Eye care professionals are extremely busy and do not always have the time to provide the support patients need to understand dietary recommendations and to achieve compliance. To address this evidence practice gap we are now conducting a NHMRC funded, randomised, controlled trial of a telephone intervention delivered by an accredited practicing dietitian, aimed at promoting a diet that is regularly rich in dark green, leafy vegetables, fruits and fish, as well as appropriate use of AREDS-type supplements in AMD patients. The basis of this study is that nutrition focused healthcare to positively change behaviours could be best achieved through appropriate comanagement between eye care practitioners and dietitians.28 It is anticipated that this intervention will quickly and efficiently provide tailored advice on nutrition and recommended support to AMD patients, thereby facilitating positive dietary behaviour changes. These types of intervention studies that expand the scope of translation efforts in AMD beyond screening, and drug or laser treatments,3 will become increasingly important due to ageing demographics and substantial increase in the estimated number of Australians with AMD in the coming years.
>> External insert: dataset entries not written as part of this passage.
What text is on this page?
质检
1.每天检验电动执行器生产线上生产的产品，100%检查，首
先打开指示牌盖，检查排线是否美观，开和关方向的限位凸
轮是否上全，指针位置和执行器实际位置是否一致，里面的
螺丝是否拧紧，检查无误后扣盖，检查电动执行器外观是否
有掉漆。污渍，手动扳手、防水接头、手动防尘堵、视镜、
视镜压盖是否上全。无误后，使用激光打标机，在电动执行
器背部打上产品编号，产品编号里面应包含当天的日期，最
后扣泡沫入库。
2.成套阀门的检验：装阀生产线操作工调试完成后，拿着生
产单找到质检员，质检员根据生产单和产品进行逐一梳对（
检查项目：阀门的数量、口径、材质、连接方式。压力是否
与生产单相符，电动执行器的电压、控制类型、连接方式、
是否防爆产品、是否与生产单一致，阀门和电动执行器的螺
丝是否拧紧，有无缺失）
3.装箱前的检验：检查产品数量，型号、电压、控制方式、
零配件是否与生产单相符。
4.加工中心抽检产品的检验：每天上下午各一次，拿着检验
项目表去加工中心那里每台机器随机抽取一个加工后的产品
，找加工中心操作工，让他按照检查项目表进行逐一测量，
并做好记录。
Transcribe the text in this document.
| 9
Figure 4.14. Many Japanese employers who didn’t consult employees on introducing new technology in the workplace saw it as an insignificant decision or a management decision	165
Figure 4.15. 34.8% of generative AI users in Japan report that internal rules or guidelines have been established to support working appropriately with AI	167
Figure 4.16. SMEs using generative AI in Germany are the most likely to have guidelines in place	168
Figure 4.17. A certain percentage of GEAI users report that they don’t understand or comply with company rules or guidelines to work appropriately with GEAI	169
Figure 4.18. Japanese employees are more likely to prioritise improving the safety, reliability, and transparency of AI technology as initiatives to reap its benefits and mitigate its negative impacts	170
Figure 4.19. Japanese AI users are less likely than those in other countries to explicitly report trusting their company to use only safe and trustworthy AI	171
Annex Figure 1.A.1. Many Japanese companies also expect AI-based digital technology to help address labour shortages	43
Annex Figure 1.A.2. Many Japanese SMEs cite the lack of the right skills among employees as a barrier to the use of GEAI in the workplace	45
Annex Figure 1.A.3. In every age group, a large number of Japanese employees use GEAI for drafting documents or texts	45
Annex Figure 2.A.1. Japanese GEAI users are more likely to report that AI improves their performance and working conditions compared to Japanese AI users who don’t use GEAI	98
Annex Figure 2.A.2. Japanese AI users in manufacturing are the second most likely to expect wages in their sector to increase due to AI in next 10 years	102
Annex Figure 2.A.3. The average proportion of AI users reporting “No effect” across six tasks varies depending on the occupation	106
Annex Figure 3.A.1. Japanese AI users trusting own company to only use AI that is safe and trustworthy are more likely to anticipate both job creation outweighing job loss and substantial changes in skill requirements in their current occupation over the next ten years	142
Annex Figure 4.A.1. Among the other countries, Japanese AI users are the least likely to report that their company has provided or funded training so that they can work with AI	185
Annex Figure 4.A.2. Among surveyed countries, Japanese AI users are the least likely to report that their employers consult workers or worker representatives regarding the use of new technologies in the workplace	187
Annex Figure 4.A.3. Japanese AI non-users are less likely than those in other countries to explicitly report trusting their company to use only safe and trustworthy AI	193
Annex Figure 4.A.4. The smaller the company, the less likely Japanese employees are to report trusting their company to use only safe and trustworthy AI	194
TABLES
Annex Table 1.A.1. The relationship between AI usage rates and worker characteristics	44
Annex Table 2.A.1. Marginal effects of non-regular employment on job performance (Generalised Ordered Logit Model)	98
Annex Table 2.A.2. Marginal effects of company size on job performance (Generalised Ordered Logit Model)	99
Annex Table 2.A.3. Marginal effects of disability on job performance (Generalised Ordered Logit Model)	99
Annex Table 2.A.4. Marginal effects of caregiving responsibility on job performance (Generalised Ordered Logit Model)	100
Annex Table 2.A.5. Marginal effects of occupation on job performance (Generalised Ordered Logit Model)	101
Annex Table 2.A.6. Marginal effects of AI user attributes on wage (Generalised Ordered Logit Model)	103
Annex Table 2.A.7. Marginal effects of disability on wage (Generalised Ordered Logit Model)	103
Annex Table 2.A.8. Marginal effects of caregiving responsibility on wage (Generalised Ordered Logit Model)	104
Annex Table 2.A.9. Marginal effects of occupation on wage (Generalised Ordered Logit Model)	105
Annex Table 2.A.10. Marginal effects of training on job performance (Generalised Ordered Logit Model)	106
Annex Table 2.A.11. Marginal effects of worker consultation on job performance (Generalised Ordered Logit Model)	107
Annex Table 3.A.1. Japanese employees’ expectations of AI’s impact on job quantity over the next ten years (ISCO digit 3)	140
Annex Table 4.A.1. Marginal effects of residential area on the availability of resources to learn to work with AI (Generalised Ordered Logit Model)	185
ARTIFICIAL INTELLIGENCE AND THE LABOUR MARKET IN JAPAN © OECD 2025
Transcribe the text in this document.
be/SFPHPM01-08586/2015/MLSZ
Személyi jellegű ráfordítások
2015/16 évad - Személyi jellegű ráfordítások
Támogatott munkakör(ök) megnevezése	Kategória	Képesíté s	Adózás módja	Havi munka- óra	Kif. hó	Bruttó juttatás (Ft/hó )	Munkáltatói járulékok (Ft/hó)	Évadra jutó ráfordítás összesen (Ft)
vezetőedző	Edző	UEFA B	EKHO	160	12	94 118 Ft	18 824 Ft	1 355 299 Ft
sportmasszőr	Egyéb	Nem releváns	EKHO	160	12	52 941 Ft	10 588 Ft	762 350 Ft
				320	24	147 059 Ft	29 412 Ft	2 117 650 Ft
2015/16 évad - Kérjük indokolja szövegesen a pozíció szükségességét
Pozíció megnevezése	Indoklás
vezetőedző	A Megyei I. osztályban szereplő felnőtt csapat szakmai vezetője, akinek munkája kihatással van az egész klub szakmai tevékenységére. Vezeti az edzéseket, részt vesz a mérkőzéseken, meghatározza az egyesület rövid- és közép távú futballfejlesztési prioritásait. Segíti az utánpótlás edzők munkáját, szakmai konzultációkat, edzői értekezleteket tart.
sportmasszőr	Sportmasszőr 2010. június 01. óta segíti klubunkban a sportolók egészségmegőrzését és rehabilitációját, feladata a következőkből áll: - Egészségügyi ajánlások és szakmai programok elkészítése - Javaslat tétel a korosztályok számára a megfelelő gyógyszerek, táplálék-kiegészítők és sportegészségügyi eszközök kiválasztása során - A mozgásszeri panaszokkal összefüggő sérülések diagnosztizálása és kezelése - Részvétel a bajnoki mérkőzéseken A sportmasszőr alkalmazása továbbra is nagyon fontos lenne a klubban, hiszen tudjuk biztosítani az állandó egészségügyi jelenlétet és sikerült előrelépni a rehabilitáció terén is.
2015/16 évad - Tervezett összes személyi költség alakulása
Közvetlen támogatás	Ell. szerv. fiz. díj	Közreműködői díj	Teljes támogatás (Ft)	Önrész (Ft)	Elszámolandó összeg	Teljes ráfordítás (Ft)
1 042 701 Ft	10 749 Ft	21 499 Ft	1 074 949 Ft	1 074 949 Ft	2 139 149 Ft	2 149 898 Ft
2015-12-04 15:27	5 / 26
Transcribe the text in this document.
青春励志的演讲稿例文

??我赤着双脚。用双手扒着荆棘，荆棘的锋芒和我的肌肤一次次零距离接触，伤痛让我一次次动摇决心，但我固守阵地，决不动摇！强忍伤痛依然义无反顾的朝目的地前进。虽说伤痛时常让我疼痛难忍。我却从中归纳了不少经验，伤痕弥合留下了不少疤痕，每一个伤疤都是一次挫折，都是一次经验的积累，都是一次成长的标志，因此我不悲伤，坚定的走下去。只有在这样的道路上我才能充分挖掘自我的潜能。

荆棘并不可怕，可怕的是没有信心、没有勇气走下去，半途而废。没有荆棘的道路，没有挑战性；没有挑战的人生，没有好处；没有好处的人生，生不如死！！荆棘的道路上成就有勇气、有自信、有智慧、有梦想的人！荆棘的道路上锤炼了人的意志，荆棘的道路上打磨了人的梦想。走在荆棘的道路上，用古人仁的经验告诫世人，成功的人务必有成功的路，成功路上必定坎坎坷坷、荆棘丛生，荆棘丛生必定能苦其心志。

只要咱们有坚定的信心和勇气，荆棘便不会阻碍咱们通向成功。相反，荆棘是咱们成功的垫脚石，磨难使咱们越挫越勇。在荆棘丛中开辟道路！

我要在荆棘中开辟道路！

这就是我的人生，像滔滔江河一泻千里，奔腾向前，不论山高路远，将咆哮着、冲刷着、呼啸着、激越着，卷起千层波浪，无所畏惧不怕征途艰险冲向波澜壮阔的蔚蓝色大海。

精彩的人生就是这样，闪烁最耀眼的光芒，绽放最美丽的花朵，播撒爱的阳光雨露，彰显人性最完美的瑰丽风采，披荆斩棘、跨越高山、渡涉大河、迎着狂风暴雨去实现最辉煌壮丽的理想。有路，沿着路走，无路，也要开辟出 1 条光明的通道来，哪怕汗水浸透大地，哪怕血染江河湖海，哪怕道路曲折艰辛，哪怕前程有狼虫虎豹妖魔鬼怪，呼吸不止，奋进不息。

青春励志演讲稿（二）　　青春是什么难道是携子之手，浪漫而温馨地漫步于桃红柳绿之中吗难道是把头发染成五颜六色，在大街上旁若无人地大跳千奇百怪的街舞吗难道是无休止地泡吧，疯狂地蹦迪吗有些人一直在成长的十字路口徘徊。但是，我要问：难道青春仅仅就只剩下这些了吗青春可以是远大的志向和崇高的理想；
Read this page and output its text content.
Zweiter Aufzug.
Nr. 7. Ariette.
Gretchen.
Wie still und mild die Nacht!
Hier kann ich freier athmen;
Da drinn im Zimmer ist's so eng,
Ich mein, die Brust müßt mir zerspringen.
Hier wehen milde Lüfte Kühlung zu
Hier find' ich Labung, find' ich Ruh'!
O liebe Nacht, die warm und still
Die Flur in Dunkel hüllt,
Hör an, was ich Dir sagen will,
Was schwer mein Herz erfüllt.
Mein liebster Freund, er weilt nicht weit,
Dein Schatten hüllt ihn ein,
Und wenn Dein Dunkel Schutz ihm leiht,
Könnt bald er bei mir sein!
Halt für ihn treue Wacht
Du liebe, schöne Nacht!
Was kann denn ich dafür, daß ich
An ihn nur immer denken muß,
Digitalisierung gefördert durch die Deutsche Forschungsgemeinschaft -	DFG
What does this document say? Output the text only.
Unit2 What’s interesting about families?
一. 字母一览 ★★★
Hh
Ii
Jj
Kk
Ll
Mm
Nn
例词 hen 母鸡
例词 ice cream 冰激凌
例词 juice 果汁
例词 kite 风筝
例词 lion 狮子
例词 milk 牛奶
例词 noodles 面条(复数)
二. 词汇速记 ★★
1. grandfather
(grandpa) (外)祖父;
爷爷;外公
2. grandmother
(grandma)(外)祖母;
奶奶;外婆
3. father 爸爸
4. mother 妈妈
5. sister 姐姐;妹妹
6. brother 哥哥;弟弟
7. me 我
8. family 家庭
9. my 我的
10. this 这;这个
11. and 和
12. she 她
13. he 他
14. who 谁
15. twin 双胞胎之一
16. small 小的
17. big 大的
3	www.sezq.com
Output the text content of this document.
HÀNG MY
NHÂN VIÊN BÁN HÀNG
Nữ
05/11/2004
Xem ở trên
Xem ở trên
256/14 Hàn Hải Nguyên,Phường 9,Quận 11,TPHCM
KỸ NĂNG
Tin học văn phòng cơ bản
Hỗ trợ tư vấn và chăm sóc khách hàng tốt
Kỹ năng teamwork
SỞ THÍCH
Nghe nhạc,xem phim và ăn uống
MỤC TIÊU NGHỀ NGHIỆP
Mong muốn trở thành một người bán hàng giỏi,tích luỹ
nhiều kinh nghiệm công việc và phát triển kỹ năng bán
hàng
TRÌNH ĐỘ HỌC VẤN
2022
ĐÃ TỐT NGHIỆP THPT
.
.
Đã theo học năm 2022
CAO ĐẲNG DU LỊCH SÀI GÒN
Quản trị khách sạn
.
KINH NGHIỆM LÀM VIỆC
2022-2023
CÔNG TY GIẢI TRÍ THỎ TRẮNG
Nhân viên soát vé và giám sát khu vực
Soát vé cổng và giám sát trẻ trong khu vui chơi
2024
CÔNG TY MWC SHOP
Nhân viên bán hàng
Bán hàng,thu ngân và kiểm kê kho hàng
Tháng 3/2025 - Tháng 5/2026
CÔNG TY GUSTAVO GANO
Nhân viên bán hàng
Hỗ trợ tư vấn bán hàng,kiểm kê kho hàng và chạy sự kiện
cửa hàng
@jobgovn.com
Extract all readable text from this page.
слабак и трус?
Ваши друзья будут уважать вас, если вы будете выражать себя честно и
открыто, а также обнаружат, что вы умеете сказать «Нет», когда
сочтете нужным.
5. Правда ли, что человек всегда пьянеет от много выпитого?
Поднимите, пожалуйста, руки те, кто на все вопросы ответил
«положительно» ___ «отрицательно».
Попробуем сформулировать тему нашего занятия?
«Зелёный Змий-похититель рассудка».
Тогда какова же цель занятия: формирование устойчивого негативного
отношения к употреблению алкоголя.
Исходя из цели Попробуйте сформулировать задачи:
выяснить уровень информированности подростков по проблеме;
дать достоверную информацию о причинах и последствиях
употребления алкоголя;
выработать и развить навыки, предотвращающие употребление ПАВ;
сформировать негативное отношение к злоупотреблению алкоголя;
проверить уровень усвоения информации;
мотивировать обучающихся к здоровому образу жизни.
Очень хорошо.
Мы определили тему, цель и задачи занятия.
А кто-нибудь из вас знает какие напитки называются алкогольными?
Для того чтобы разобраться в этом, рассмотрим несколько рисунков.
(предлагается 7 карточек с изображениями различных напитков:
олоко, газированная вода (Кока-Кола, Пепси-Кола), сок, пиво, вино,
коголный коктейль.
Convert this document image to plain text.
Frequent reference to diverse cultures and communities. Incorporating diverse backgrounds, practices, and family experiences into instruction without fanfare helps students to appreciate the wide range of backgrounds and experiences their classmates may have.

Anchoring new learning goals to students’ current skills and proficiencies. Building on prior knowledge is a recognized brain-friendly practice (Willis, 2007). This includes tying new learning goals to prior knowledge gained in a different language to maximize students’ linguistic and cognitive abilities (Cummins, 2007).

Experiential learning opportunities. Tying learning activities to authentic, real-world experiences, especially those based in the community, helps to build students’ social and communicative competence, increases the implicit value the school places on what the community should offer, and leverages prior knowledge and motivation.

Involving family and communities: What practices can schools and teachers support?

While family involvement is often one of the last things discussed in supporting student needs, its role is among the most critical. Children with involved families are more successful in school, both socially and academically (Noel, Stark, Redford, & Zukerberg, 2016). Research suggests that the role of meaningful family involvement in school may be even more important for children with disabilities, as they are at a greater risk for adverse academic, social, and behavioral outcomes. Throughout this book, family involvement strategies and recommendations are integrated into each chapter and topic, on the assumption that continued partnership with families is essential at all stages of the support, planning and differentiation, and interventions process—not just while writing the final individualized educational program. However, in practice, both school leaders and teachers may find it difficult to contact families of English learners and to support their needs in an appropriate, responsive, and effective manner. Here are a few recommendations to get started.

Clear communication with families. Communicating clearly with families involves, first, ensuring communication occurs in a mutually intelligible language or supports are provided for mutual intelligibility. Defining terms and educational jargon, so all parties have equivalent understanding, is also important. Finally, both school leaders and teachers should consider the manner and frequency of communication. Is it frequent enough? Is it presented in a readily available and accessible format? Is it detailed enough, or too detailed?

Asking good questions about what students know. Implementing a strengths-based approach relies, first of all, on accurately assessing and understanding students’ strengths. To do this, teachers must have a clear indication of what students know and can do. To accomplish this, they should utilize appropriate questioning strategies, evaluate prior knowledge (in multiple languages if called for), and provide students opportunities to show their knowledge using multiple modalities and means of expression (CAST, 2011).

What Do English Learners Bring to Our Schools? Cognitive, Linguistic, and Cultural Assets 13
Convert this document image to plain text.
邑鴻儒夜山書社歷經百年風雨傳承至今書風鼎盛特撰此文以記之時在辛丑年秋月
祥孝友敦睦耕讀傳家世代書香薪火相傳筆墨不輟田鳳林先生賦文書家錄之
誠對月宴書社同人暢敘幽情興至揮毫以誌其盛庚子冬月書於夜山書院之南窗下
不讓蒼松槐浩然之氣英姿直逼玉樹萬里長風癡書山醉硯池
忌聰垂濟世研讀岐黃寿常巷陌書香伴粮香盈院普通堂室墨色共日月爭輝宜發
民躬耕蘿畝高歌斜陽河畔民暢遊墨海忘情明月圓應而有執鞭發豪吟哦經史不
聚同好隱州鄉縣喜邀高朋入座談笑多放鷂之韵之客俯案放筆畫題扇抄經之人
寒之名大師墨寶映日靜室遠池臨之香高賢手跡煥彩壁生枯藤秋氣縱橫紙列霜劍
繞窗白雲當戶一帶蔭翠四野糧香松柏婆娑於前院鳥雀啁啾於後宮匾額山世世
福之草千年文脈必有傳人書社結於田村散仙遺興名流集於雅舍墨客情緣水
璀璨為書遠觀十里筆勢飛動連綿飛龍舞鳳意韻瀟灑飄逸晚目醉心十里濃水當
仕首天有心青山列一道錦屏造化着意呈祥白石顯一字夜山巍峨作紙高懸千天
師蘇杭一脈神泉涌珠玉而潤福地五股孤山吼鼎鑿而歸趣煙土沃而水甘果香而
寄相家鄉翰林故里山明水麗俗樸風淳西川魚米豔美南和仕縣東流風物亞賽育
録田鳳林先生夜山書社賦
Associate Professor Bamini Gopinath is an epidemiologist with the University of Sydney. She currently holds a NHMRC TRIP Fellowship, which aims to implement a dietary behaviour intervention for AMD patients. Her ongoing public health research aims to translate key epidemiological findings into health policy and practice, with the intention of targeting current gaps that exist in Australian healthcare.